Non è in aula Mimmo Lucano quando, poco dopo le 10, prende formalmente il via il processo d’appello che lo vede coinvolto assieme ad altri 17 imputati. «Non cerco alibi ma non rinnego niente di quanto ho fatto. Credo nella giustizia, ma nella giustizia degli ultimi, in quella giustizia che una volta si chiamava giustizia proletaria»: dal palco di una manifestazione targata Cgil a Chiaravalle, l’ex sindaco di Riace continua a tirare dritto per la sua strada. Rivendica il lavoro fatto nel “laboratorio” del paese dell’accoglienza. E difende alcune scelte – come quella di non allontanare i migranti alla scadenza dei sei mesi previsti dai regolamenti dei progetti d’accoglienza – che gli sono costate, almeno in parte, la pesante condanna emessa dal Tribunale di Locri.

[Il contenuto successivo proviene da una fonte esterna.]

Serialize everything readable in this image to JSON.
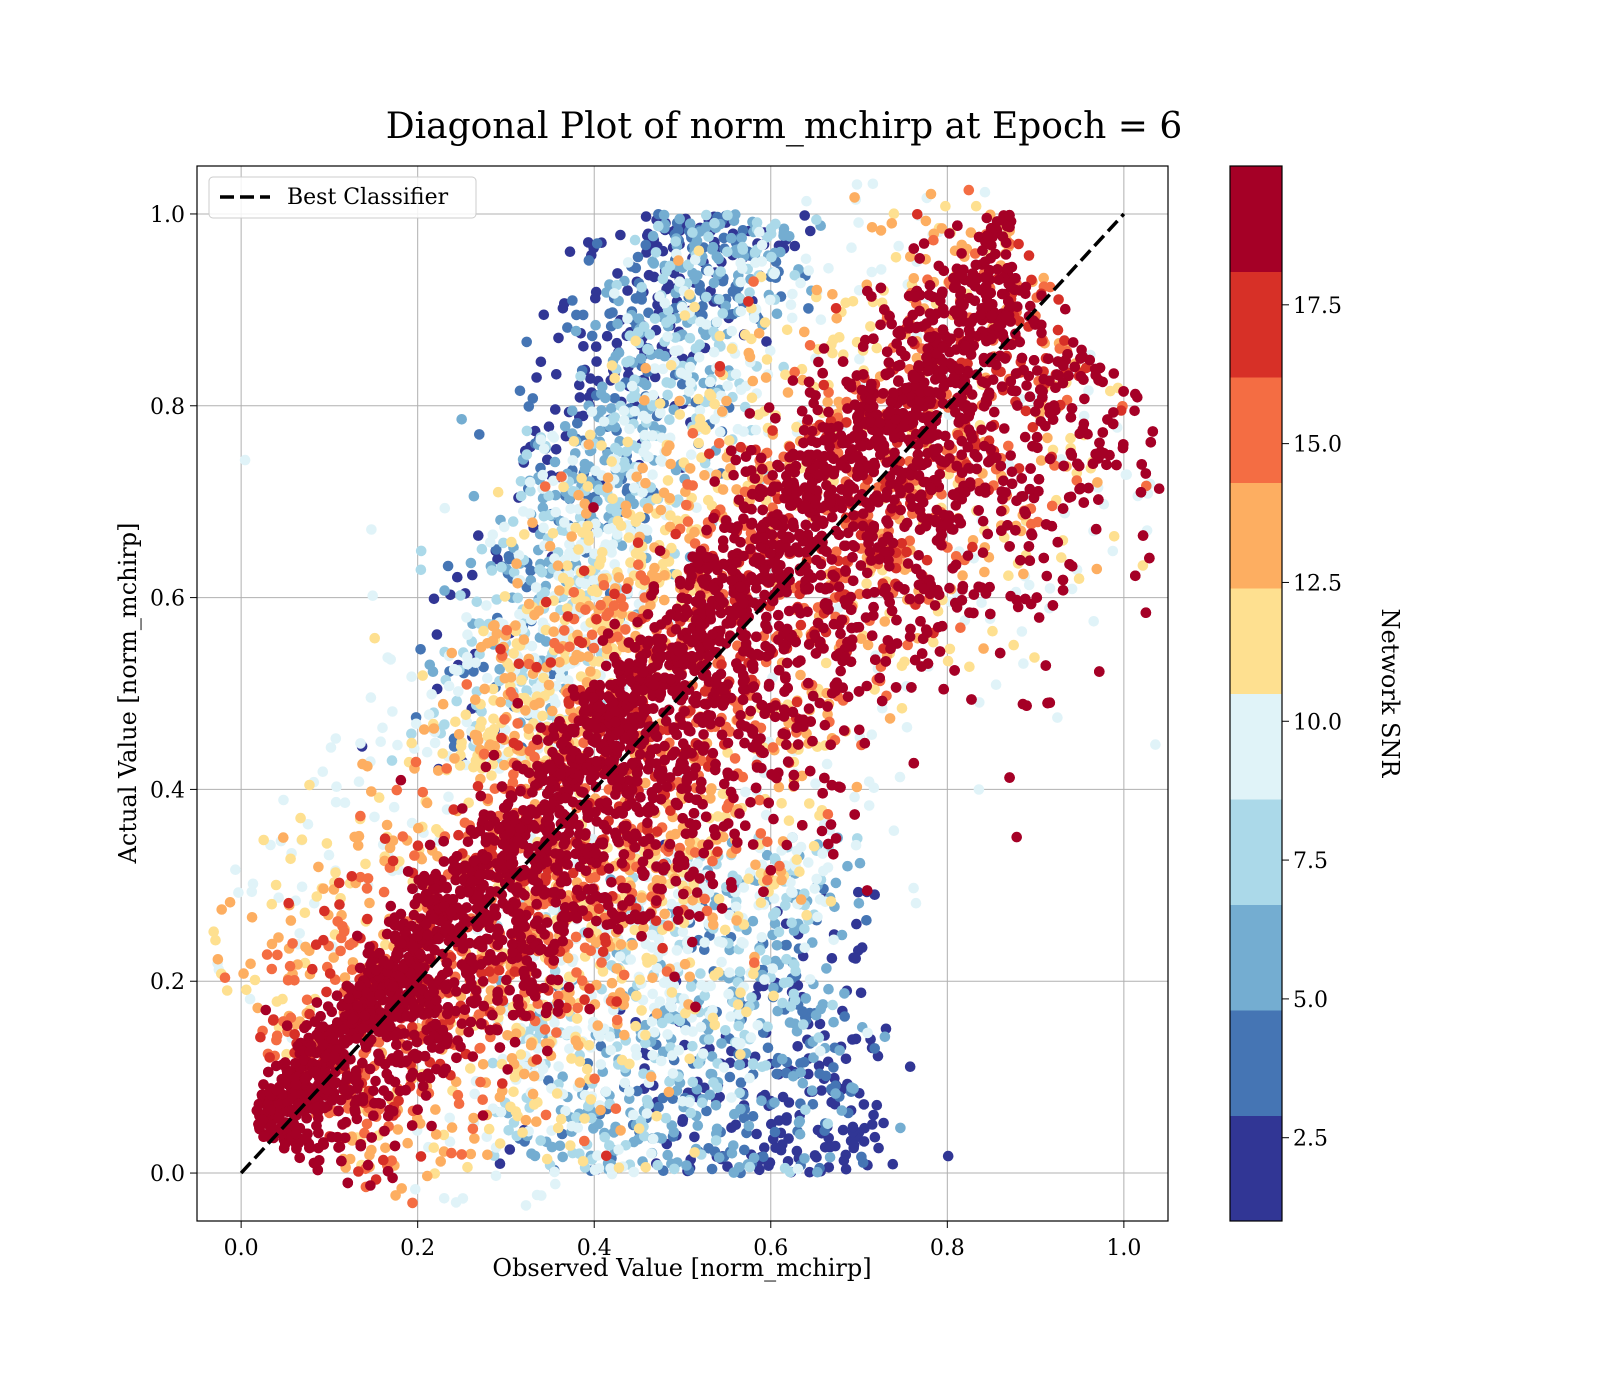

Entrerà comunque nel vivo solo nell’udienza del prossimo 6 luglio il processo di secondo grado relativo all’indagine Xenia. Sarà allora che i giudici relazioneranno sulle posizioni dei presunti capi dell’associazione a delinquere che avrebbe compiuto «un arrembaggio» fatto di «meccanismi illeciti e perversi, fondati sulla cupidigia e sull’avidità» sulle risorse che arrivavano in paese per i numerosi progetti di inclusione e accoglienza che avevano fatto di Riace un miracolo da studiare all’università.
La condanna
Saranno i giudici di piazza Castello a decidere se, come dicono le oltre 900 pagine di motivazioni alla sentenza del primo giudice, Mimmo Lucano sarebbe a capo di «un’organizzazione tutt’altro che rudimentale che rispettava regole ben precise a cui tutti puntualmente si assoggettavano». Un’associazione che avrebbe agito alle spalle degli stessi migranti, riducendo l’intero progetto «a forma residuale e strumentale… così alimentando gli appetiti di chi poteva fare incetta di quelle somme senza alcuna forma di pudore».

Motivazioni pesanti come macigni e attraverso cui, il collegio locrese ha determinato, nei confronti di Lucano, una condanna a 13 anni e rotti di carcere per i reati di associazione a delinquere, falso in atto pubblico, peculato, abuso d’ufficio e truffa: 21 reati contenuti in 10 capi d’accusa (sui 16 totali di cui era imputato). Una condanna andata ben oltre le richieste dei pm dell’accusa, che in sede di requisitoria avevano avanzato per l’ex sindaco una richiesta a 7 anni e 10 mesi di reclusione. E che di fatto ha scritto la parola fine sull’intero progetto d’accoglienza che, scrivevano i giudici di primo grado, si era ridotto ad un “baraccone” «per alimentare l’immagine di politico illuminato che egli ha cercato di dare di sé ad ogni costo».
Mimmo Lucano in appello
E se durissime erano state le motivazioni redatte dal collegio locrese, altrettanto dura era stata la richiesta d’Appello presentata dai legali dell’ex primo cittadino di Riace, Giuliano Pisapia e Andrea Daqua, che quella stesa sentenza l’avevano bollata come «macroscopicamente deforme rispetto a quanto emerso in udienza». Ben 140 pagine di argomentazioni dettagliatissime che il collegio difensivo del “curdo” aveva utilizzato per provare a smontare pezzo per pezzo la verità venuta fuori dal primo grado di giudizio. Sia dal punto di vista del riscontro politico che da quello giudiziario.